Actor Albert Finney turned down the vaunted honours not once, but twice. In 1980 he declined the MBE and again in 2000 he refused a knighthood, insisting that the arcane awards “perpetuated snobbery.”
Benjamin Zephaniah, a Rastafarian poet, rejected an O.B.E. award in 2009 because he said that the honours represented colonialism and Britain’s involvement in slavery.
Unlike many “refuseniks” who complied with the request to keep “mum” about their refusal, Zephaniah was outspoken and public in condemning the award he was offered because it symbolized “thousands of years of brutality – it reminds me of how my foremothers were raped and my forefathers brutalised”.
Zephaniah is also astute in pointing out the underlying motivation behind the giving of the “honours system” is that “it gives OBEs to cool rock stars, successful businesswomen and blacks who would be militant in order to give the impression that it is inclusive.”

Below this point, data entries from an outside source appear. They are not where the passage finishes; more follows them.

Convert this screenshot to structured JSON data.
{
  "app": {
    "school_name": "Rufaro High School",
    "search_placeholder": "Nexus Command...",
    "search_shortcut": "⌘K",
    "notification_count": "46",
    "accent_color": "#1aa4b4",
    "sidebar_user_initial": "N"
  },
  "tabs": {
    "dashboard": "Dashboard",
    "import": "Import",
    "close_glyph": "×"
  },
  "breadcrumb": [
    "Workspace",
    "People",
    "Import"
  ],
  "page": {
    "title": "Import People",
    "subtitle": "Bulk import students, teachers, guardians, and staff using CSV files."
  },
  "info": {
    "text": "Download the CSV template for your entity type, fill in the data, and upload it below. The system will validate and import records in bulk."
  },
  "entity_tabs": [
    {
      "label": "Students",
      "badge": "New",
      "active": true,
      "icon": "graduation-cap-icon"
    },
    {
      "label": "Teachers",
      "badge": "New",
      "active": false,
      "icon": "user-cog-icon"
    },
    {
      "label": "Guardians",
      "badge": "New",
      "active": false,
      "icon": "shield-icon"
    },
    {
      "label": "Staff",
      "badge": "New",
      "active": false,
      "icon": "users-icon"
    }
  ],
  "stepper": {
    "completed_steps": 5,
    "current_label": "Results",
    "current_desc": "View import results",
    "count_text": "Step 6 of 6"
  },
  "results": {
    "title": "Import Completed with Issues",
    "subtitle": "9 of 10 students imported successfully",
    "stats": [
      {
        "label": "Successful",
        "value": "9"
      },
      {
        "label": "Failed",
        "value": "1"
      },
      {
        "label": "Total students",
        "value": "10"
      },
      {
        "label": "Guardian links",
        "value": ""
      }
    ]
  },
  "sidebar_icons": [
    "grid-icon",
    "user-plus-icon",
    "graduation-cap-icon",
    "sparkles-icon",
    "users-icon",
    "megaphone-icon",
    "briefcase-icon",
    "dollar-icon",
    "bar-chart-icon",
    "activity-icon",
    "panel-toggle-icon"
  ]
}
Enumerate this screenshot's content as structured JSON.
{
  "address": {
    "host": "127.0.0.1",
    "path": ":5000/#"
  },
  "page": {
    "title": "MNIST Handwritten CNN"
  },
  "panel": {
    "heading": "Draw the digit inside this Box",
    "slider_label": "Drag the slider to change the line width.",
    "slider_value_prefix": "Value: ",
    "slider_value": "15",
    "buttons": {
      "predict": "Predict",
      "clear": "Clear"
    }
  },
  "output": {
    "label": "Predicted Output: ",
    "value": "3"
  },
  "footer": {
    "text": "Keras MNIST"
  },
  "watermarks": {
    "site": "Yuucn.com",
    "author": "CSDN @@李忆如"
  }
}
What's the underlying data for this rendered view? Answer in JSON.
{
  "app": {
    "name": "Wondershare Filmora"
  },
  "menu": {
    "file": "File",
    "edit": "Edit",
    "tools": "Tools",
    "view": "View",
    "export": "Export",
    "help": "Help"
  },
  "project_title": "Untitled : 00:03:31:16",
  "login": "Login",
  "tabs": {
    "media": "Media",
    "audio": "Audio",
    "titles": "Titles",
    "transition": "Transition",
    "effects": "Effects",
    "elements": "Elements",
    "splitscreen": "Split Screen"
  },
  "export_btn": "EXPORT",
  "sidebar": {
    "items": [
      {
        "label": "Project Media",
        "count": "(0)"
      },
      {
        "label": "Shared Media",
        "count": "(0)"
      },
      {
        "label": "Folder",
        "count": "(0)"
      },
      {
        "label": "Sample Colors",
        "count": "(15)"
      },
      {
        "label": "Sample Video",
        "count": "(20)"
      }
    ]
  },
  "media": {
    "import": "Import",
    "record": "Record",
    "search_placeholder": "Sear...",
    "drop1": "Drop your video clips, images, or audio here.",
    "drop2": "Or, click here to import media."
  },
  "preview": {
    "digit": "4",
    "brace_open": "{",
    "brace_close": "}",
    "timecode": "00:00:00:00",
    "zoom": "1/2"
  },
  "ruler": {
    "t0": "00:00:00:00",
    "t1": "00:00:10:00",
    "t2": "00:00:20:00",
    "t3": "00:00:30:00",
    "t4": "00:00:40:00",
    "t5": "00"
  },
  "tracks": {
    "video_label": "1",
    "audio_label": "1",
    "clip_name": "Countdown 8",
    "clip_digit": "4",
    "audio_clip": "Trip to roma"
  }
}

As the poet stated recently in an interview:
On the day I should have received the OBE I was with a lot of deprived kids; I did that to say: this is where my heart is. I don’t want to do government or monarchy-approved poetry. We need the freedom to be critical of these institutions and once you become part of them, that’s very difficult. I like to root myself with everyday people. And to a certain extent I like to blend into the background.
Oh, and before we forget, Happy Birthday, Canada and belated birthday greetings, Your Majesty!